Cars

UK Release Date. 28 July 2006
Certification. PG
Running Time. 1 hour 56 mins
Director. John Lasseter, Joe Ranft
Cast. Bonnie Hunt, Michael Keaton, Larry the Cable Guy, Paul Newman, Richard Petty, Owen Wilson.
Rating. 69%

Review.

"I'm American made, Bud Light, Chevrolet. My mama taught me wrong from right.
I was born in the south, sometimes I have a big mouth. When I see something that I don't like…"

From the opening chords of Sheryl Crow's Real Gone, Cars is an unashamed celebration of all things American. But despite the loud and lurid spectacle of NASCAR, the celebration is one of a nostalgic, sepia-toned America. A time when cruising Route 66 in beautifully designed automobiles was the order of the day. 


The message in Cars is simplicity itself: Life was better in the old days, when life revolved around quaint, small towns where everybody knew each other’s name. And adventures on small highways like Route 66, where new friends were made, often between Flagstaff, Arizona and San Bernandino. “Forty years ago, it wasn’t about making great time, it was about having a great time,” says Sally (Bonnie Hunt), lamenting the fact that the interstate highway now bypasses Radiator Springs - “the cutest little town in Carburetor County.”

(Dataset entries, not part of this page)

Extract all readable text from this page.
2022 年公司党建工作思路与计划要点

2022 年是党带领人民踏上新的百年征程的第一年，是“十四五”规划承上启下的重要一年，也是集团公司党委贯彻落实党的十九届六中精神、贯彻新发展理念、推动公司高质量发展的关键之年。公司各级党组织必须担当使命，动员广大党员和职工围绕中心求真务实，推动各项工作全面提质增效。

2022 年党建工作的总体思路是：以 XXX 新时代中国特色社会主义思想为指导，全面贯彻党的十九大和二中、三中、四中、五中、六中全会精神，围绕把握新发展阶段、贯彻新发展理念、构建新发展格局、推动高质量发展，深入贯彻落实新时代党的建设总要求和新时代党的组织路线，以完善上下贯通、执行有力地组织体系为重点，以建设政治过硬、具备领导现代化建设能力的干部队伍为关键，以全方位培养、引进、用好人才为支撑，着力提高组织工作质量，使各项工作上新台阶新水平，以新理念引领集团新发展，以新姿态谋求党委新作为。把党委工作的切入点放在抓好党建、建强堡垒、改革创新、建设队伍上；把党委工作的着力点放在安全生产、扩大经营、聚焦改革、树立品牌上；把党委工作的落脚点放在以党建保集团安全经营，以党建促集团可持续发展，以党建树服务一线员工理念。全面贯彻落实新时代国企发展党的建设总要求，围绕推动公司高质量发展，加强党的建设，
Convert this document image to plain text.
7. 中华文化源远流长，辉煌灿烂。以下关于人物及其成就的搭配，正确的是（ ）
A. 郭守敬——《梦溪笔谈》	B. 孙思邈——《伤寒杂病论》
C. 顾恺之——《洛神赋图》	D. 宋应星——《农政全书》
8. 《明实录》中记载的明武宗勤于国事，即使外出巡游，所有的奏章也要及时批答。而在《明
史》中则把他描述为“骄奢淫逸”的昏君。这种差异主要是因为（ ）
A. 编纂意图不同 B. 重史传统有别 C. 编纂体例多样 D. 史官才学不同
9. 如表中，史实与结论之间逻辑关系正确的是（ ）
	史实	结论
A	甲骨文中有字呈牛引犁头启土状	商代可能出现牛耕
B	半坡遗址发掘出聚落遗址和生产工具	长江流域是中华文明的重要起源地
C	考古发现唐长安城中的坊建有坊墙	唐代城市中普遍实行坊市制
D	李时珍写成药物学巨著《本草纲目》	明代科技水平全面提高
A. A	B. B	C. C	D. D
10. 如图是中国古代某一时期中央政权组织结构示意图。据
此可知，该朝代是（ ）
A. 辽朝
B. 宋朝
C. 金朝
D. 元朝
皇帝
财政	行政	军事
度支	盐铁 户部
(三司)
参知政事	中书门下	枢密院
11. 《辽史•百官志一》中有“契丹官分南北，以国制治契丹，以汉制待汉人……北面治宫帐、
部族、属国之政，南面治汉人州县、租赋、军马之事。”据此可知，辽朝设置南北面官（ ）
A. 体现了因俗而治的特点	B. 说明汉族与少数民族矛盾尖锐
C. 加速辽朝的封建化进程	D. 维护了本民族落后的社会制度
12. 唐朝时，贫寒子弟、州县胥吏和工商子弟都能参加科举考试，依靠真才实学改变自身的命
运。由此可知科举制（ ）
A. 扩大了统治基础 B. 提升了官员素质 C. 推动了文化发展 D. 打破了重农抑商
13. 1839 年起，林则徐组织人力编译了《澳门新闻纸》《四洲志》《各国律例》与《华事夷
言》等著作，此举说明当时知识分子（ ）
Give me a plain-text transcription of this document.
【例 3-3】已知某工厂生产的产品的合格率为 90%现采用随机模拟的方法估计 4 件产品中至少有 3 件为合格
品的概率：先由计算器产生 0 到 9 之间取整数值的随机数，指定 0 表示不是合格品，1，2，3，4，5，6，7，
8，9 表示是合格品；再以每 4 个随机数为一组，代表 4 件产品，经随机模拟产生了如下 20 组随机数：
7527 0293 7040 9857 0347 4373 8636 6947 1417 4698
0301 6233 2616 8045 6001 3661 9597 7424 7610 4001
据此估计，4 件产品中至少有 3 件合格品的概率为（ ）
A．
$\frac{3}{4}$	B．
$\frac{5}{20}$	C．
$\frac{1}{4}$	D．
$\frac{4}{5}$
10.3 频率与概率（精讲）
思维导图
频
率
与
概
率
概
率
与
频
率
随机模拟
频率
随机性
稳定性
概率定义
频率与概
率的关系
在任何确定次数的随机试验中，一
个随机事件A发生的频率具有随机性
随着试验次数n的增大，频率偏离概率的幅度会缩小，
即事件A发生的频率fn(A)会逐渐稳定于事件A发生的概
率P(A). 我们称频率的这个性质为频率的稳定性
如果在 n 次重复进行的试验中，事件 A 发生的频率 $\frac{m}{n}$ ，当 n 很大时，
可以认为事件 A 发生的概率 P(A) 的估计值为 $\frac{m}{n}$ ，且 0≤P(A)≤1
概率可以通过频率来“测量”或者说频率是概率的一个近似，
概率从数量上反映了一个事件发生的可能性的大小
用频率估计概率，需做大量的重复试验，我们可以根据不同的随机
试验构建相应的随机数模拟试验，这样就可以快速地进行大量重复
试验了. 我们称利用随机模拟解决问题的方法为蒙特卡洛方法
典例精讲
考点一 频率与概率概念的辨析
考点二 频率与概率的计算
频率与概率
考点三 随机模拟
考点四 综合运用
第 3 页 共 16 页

This halcyon period in American history has long been much-beloved by Hollywood, but I can’t help but wonder if the film's primary audience will much care about the 1950s and its cars? Certainly, those members of the audience more accustomed to the frenetic pace of previous Pixar films - the likes of Toy Story, Monsters, Inc. and The Incredibles - will grow restless in their seats, but I can’t confirm, Cars is perfectly paced. The film proceeds at a gentle pace, and whilst the action may slow down in the mid-section, the plot never does. Nowhere is this epitomised more than Randy Newman's painfully wistful Our Town, sung by James Taylor.

But the genuine highlight of Cars undoubtedly is the casting Paul Newman as Doc Hudson. I don’t know how on earth animation can portray a 1951 Hudson Hornet [a popular stock car racing model of the 1950s] in a manner that could simultaneously look like itself and like Paul Newman. But somehow, the animators involved in Cars achieve this feat. For those of us who grew up with Paul Newman, the casting, and the lines spoken, with gravitas and experience, are even more bittersweet. This was Paul Newman's final feature film in an illustrious and distinguished career - Hud, The Hustler, Cool Hand Luke, Butch Cassidy And The Sundance Kid and The Sting - before his death from lung cancer in 2008. 

The end result is a film packed with charm, but equally, an underlying sense of loss.